O prof. AC discorda porque considera esta doutrina insegura (o pai não é medico, não sabe quando há um salto equitativo para chamar o medico ou não. O
critério do início da tentativa deverá ser outro. Para o prof. AC há início de tentativa de omissão quando, perante uma situação de perigo grave para o BJ,
pela atitude do agente na situação se revelar evidente que ele não intervirá.

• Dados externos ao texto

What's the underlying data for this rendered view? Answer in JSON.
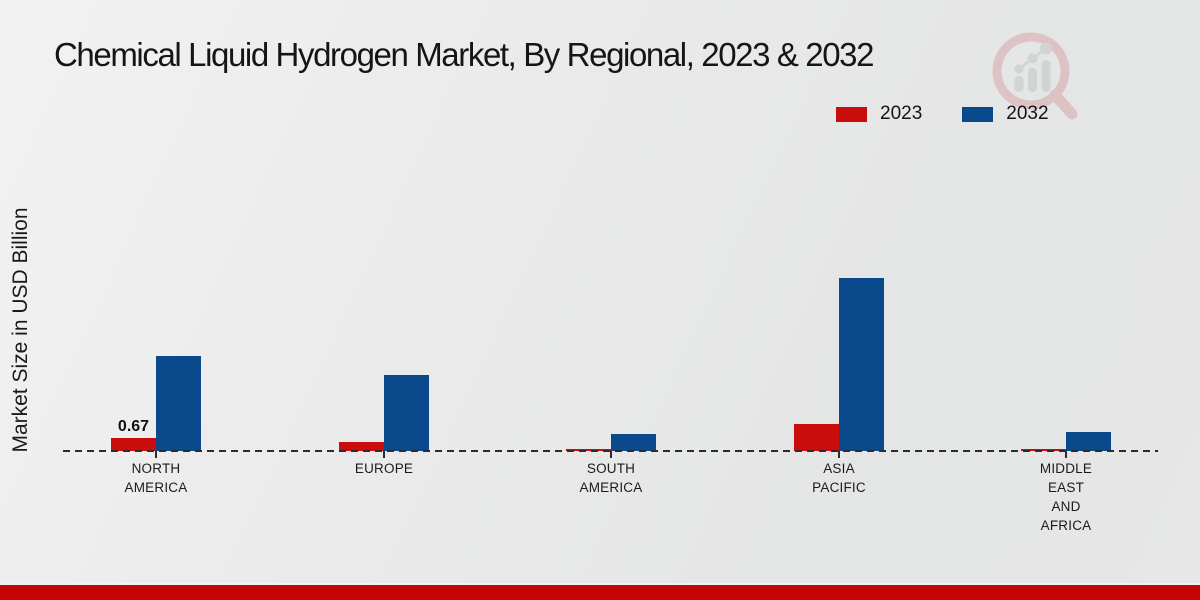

E quanto à tentativa acabada, faz sentido falar na sua existência? O que é isso da última oportunidade? Parece uma ficção. Para o prof. AC também não faz
sentido falar numa tentativa acabada.
Na omissão, o prof. AC entende que, atendendo as características do crime omissivo, não faz sentido distinguir entre tentativa acabada ou inacabada. Para
AC existe apenas a tentativa tout court por omissão acima referida pelo AC, ou seja, quando perante uma situação de perigo grave para o BJ, pela atitude
do agente na situação, se revelar evidente que este não intervirá.
Quanto à desistência da tentativa na omissão – o agente acaba por intervir, impedindo o resultado, aplicando-se os requisitos gerais da desistência da
tentativa, mas com as necessárias adaptações.